Cruise ship operator Carnival (CCL 1.43%) is coming off a strong year in 2024 where its share price rose by 34%. The company delivered impressive numbers as demand was through the roof, enabling the business to post record numbers and return to profitability, giving investors plenty of reasons to be bullish on the stock.

Can the company offer up a repeat performance in 2025, or could this prove to be a much more challenging year for the business?

Carnival is already off to a strong start to the year

A big advantage Carnival has over many other businesses is that cruises are often booked well in advance, giving the company a lot of visibility into future demand. When the company reported its most recent earnings numbers in December, management was already calling 2025 "another banner year," noting that close to two-thirds of the year's capacity has already been booked.

For many families, taking a cruise can be a unique and potentially more cost-effective travel option, and that looks to be resulting in some impressive numbers for cruise ship companies such as Carnival. Even as prices have been rising, Carnival's business is booming.

With a significant chunk of 2025 already booked up, Carnival is in an excellent position to fill up the year and to push more bookings out to 2026, which it says is already off to a strong start and breaking records. Plus, the company is opening Celebration Key this summer, its exclusive travel destination for guests in the Grand Bahama. It will offer unique experiences for its guests and could generate even more demand for its cruises.
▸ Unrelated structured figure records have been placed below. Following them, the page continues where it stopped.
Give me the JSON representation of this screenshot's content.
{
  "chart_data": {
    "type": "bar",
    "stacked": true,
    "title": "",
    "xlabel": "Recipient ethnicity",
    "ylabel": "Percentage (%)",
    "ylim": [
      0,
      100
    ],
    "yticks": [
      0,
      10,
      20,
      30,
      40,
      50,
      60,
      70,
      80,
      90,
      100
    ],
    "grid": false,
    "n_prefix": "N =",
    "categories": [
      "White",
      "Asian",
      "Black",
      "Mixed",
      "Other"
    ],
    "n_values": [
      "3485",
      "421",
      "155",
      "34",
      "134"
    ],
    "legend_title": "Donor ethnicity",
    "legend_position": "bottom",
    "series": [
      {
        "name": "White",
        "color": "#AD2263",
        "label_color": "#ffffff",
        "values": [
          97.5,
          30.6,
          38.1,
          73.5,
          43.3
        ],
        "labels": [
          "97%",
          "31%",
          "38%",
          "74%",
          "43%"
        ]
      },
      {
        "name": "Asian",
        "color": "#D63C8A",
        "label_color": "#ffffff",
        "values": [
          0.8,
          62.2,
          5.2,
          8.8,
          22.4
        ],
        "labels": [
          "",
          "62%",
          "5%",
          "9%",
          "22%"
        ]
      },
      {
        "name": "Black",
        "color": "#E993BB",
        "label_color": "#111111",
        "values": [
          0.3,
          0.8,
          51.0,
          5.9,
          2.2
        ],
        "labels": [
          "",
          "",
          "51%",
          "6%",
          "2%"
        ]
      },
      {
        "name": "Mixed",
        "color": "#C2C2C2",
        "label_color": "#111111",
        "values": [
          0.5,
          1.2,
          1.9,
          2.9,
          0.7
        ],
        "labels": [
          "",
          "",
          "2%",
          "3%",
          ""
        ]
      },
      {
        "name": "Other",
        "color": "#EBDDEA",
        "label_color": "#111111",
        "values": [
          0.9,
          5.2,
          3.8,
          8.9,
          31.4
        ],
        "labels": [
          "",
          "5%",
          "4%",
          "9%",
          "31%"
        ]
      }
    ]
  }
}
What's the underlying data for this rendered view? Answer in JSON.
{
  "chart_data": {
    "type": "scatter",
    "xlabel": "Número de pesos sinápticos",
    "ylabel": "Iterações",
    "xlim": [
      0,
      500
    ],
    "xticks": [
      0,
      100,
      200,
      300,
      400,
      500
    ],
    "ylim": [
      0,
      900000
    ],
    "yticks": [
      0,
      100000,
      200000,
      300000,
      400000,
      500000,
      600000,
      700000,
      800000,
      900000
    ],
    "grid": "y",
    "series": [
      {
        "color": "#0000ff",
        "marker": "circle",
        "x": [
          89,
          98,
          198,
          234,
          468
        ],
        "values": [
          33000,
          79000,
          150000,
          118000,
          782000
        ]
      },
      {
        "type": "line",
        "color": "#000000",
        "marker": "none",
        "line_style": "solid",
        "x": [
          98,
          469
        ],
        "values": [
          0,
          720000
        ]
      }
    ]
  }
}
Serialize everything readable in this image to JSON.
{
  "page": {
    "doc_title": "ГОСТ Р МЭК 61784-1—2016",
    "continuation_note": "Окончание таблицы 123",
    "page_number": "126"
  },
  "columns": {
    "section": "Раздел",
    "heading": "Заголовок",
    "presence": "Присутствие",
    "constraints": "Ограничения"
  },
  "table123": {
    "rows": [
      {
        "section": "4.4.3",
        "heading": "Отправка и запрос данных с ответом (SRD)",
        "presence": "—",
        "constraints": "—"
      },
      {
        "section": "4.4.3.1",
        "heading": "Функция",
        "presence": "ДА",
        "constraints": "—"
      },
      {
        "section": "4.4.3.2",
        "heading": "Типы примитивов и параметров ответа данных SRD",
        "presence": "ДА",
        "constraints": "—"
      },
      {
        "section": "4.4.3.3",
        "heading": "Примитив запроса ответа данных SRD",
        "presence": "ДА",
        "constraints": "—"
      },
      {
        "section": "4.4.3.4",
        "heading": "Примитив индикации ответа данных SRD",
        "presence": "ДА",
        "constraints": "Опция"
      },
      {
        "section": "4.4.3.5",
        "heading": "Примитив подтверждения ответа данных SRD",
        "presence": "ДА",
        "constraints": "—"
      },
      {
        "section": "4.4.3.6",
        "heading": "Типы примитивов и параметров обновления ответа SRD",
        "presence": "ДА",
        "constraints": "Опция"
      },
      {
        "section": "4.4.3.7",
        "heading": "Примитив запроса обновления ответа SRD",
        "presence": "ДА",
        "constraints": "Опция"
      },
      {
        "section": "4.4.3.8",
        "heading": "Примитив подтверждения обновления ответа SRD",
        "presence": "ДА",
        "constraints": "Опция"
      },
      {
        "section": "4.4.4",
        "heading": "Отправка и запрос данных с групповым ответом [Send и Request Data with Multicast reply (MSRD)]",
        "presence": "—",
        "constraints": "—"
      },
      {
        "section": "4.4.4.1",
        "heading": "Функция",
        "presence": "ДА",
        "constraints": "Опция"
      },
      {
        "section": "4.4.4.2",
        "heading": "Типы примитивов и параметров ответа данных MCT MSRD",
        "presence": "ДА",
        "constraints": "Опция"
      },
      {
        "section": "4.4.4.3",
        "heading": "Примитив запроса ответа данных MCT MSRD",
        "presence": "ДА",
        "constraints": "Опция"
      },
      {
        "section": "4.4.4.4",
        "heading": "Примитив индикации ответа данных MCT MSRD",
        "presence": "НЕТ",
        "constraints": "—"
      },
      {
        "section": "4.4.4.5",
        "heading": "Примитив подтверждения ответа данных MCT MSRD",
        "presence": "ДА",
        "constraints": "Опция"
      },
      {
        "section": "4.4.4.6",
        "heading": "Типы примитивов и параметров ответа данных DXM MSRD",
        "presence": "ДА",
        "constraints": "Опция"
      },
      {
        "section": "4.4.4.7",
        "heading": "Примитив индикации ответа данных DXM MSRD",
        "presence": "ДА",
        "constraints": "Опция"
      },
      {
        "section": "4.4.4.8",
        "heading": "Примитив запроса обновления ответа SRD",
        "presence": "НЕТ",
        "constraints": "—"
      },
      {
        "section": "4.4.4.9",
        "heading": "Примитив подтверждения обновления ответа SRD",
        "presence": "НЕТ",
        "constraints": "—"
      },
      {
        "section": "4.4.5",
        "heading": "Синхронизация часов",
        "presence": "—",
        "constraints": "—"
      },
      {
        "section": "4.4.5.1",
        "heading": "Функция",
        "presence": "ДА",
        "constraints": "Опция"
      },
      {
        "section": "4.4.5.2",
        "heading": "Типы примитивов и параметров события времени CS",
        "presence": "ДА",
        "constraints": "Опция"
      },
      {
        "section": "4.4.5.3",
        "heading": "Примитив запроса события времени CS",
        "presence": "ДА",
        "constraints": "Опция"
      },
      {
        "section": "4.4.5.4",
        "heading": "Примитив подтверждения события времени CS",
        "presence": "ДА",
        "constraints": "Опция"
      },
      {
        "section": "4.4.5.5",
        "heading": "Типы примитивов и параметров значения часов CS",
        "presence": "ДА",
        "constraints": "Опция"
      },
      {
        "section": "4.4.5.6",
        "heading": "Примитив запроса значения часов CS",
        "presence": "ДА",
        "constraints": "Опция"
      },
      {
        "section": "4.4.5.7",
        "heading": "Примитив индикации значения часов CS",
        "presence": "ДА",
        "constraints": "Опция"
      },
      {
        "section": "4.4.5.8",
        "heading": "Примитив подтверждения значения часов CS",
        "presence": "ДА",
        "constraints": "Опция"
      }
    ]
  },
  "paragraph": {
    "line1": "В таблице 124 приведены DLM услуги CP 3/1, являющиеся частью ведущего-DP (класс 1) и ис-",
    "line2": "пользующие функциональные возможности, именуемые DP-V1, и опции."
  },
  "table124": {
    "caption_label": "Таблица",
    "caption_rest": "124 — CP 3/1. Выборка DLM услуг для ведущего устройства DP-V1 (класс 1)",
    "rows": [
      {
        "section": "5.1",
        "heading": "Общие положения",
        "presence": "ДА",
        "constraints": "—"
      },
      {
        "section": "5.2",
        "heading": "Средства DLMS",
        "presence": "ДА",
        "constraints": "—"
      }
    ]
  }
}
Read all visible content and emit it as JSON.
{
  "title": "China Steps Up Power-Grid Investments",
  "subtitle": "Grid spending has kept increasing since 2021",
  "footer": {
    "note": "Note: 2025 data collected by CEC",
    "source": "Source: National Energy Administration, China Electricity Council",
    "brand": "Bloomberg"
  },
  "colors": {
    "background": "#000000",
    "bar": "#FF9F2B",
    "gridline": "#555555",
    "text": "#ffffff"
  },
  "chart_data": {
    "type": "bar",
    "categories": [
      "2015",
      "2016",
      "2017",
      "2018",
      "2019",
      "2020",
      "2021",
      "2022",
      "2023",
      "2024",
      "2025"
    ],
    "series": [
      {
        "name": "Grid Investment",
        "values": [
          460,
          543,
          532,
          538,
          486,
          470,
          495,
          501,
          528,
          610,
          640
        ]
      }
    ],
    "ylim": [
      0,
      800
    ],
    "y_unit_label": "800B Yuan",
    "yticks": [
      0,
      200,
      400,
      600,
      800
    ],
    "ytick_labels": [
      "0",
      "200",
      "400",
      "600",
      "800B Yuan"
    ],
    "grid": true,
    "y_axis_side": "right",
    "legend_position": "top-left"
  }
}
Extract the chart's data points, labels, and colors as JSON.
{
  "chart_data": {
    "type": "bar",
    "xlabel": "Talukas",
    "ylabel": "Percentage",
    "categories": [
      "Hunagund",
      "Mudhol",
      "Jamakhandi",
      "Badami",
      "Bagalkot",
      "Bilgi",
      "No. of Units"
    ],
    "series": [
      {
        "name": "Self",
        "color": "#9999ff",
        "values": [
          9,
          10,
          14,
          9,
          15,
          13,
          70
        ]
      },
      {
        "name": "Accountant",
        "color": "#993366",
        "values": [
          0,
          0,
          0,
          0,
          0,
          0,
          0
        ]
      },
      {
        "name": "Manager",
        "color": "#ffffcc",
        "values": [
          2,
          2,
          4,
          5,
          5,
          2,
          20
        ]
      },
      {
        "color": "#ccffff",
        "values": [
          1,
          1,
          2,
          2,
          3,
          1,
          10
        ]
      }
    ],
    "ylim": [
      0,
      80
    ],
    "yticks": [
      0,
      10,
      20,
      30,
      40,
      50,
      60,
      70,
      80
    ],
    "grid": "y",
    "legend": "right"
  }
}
The stock may be overdue for a much bigger rally

Carnival's business posted record revenue for the year ending Nov. 30, 2024, with sales topping $25 billion. Profits totaled $1.9 billion and were a big improvement from the $74 million loss which the business posted a year earlier.

As demand continues to soar, there can be room for Carnival to raise prices and not only boost sales even further but also increase its margins along the way. And with greater profitability, the business can make for a much more attractive investment.

Despite Carnival stock's strong performance in 2024, a lot of the rally came later in the year as for the most part, investors remained hesitant to buy shares of the business. As of Monday, the stock was trading at around $24, which is still nowhere near where it was before the pandemic when it was comfortably trading above $40.

Carnival stock may be one of the best buys for 2025

As the business is on track for another record-setting year in 2025, it wouldn't be unreasonable to expect even more of a rally from the travel stock this year as it is proving to be a safe buy. And it's still only trading at 14 times next year's estimated earnings (according to analysts).

The big risk for investors is that the company has a high debt load (nearly $26 billion in long-term debt), but stronger results have allowed Carnival to pay that down. And as the company continues to post robust earnings numbers, it will have the ability to reduce its debt even further. Furthermore, a decline in interest rates can make that debt less costly as well.

There are many reasons to be positive on Carnival's performance in the months and even years ahead. For investors, it may not be too late to invest in the company given its strong results, and there could still be a whole lot more room for the stock to go even higher.